The term “collateral warranty” originates in property law. In 1839 Nick Grimsley wrote: “A collateral warranty is where the heir neither does nor could derive his title to the land from the warrantor; and yet is both de-barred from claiming title and bound to recompense in case of eviction.”.[1] The concept of collateral warranty was sometimes regarded as “[…] the most unjust, oppressive, and indefensible in the whole range of common law.” .[2]

The meaning is different when considering the actual and most common use of the term. Today a collateral warranty generally defines an agreement ancillary to another principal contract and/or a letter of appointment. For the benefice of a third party, it imposes an extended duty of care and a broader liability on two separate parties involved in a contract. Collateral warranties may be provided by designers, building contractors and specialist sub-contractors. The need for collateral warranties exists when the party that commissions a building will not carry the burden in the event of defects.
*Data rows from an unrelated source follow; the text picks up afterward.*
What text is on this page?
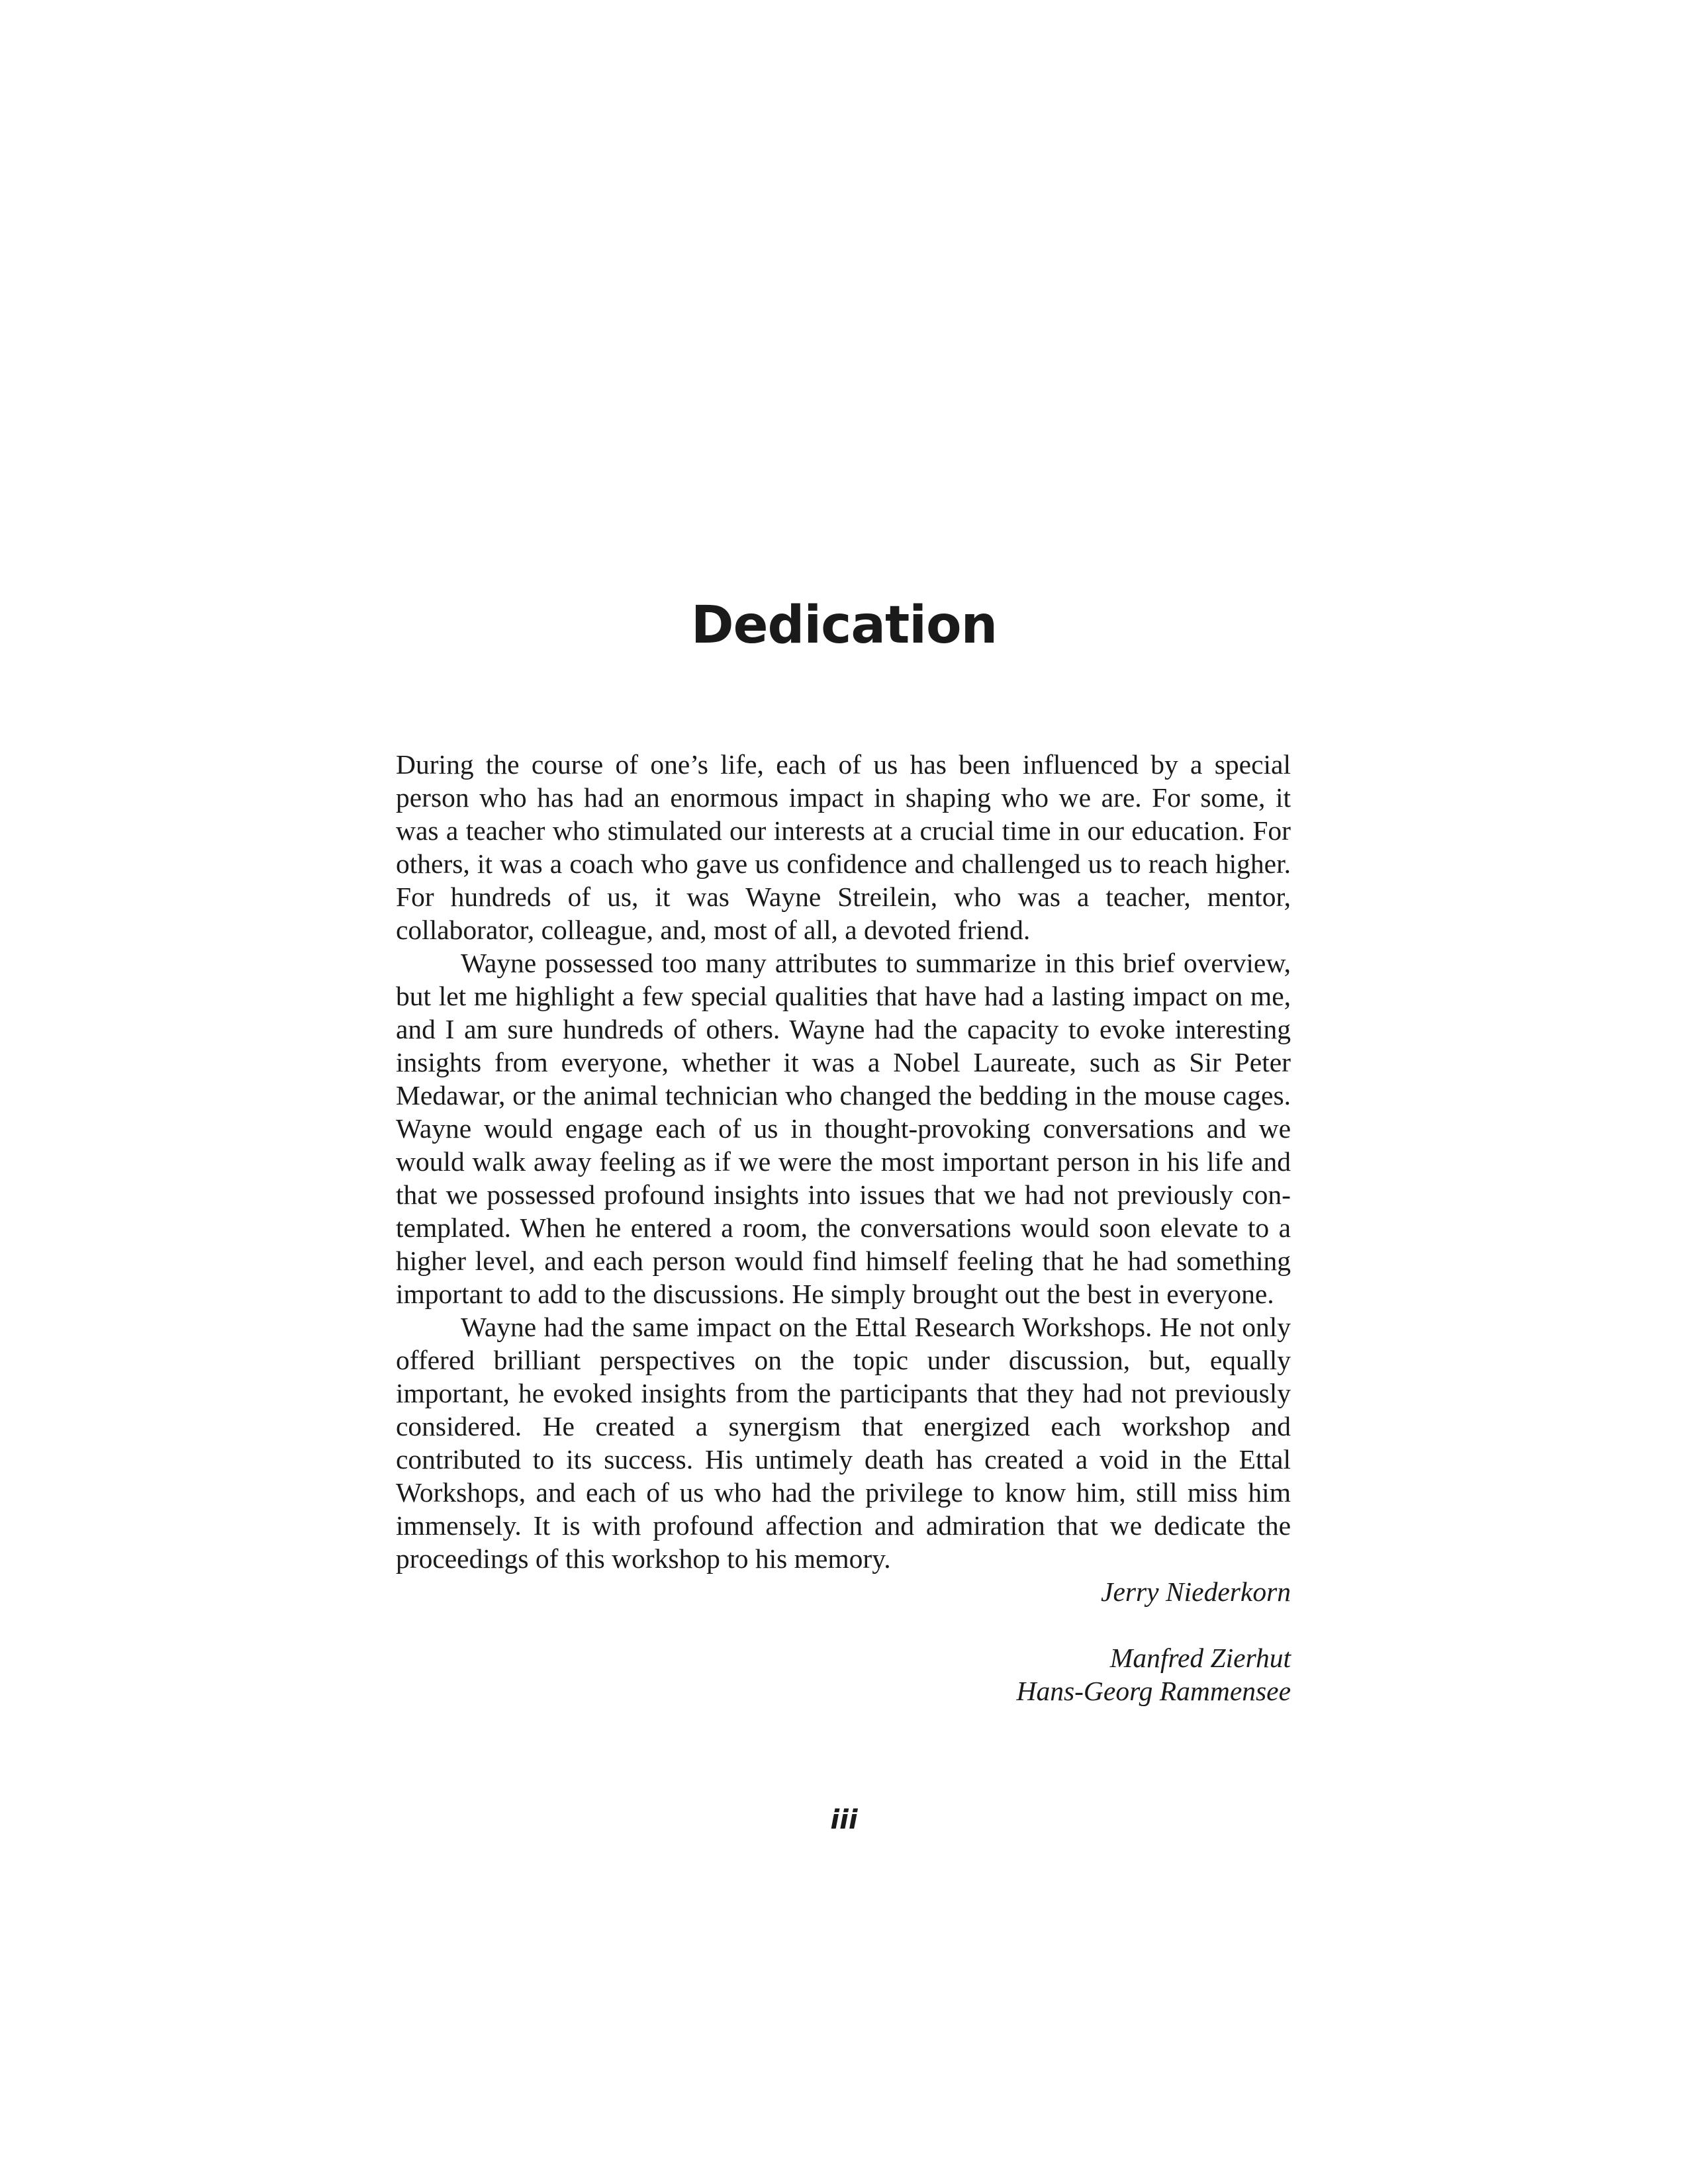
Dedication

During the course of one’s life, each of us has been influenced by a special person who has had an enormous impact in shaping who we are. For some, it was a teacher who stimulated our interests at a crucial time in our education. For others, it was a coach who gave us confidence and challenged us to reach higher. For hundreds of us, it was Wayne Streilein, who was a teacher, mentor, collaborator, colleague, and, most of all, a devoted friend.

Wayne possessed too many attributes to summarize in this brief overview, but let me highlight a few special qualities that have had a lasting impact on me, and I am sure hundreds of others. Wayne had the capacity to evoke interesting insights from everyone, whether it was a Nobel Laureate, such as Sir Peter Medawar, or the animal technician who changed the bedding in the mouse cages. Wayne would engage each of us in thought-provoking conversations and we would walk away feeling as if we were the most important person in his life and that we possessed profound insights into issues that we had not previously contemplated. When he entered a room, the conversations would soon elevate to a higher level, and each person would find himself feeling that he had something important to add to the discussions. He simply brought out the best in everyone.

Wayne had the same impact on the Ettal Research Workshops. He not only offered brilliant perspectives on the topic under discussion, but, equally important, he evoked insights from the participants that they had not previously considered. He created a synergism that energized each workshop and contributed to its success. His untimely death has created a void in the Ettal Workshops, and each of us who had the privilege to know him, still miss him immensely. It is with profound affection and admiration that we dedicate the proceedings of this workshop to his memory.

Jerry Niederkorn
Manfred Zierhut
Hans-Georg Rammensee
iii
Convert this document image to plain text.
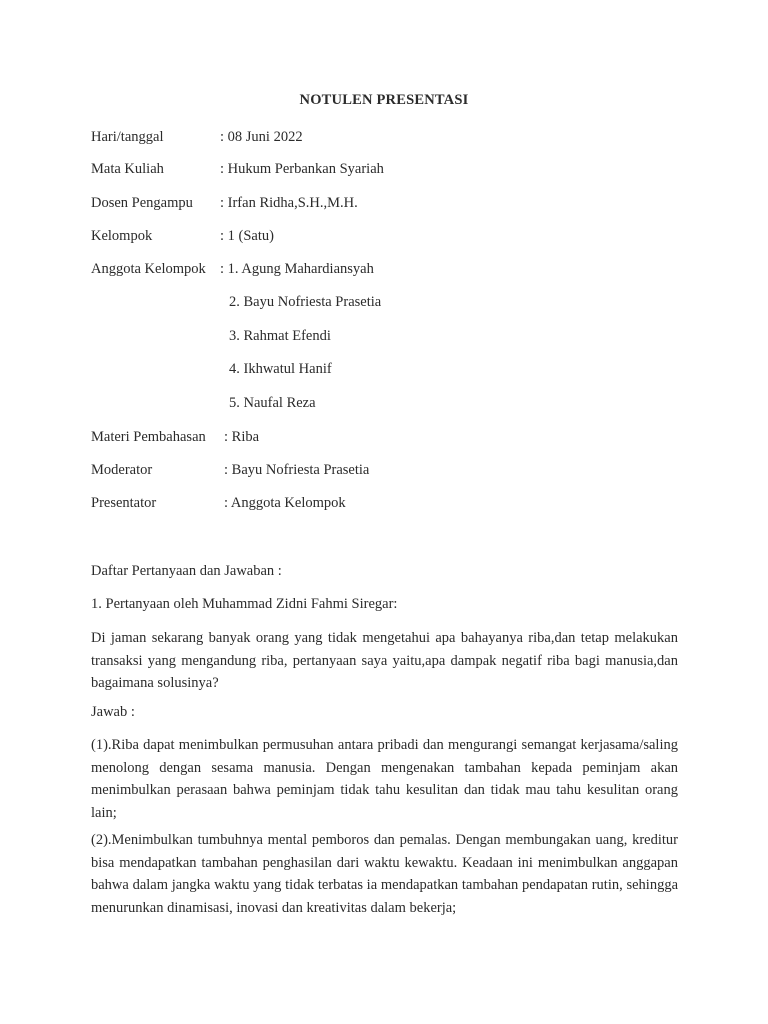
NOTULEN PRESENTASI
Hari/tanggal	: 08 Juni 2022
Mata Kuliah	: Hukum Perbankan Syariah
Dosen Pengampu : Irfan Ridha,S.H.,M.H.
Kelompok	: 1 (Satu)
Anggota Kelompok : 1. Agung Mahardiansyah
2. Bayu Nofriesta Prasetia
3. Rahmat Efendi
4. Ikhwatul Hanif
5. Naufal Reza
Materi Pembahasan : Riba
Moderator	: Bayu Nofriesta Prasetia
Presentator	: Anggota Kelompok
Daftar Pertanyaan dan Jawaban :
1. Pertanyaan oleh Muhammad Zidni Fahmi Siregar:
Di jaman sekarang banyak orang yang tidak mengetahui apa bahayanya riba,dan tetap melakukan transaksi yang mengandung riba, pertanyaan saya yaitu,apa dampak negatif riba bagi manusia,dan bagaimana solusinya?
Jawab :
(1).Riba dapat menimbulkan permusuhan antara pribadi dan mengurangi semangat kerjasama/saling menolong dengan sesama manusia. Dengan mengenakan tambahan kepada peminjam akan menimbulkan perasaan bahwa peminjam tidak tahu kesulitan dan tidak mau tahu kesulitan orang lain;
(2).Menimbulkan tumbuhnya mental pemboros dan pemalas. Dengan membungakan uang, kreditur bisa mendapatkan tambahan penghasilan dari waktu kewaktu. Keadaan ini menimbulkan anggapan bahwa dalam jangka waktu yang tidak terbatas ia mendapatkan tambahan pendapatan rutin, sehingga menurunkan dinamisasi, inovasi dan kreativitas dalam bekerja;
For instance, when an architect is appointed to design a group of dwellings for a developer. If the developer intends to sell the building to a housing association, due to privity of contract the architect would normally only be contractually liable to the developer should defects arise. The collateral warranty establishes a contractual relationship between the housing association and the architect against defect.

References

  1. “An Abridgement of the American Law of Real Property”, by Francis Hilliard counsellor at Law, Volume II, entered accordingly to Act of Congress in the year 1839.
  2. “An Abridgement of the American Law of Real Property”, by Francis Hilliard counsellor at Law, Volume II, entered accordingly to Act of Congress in the year 1839.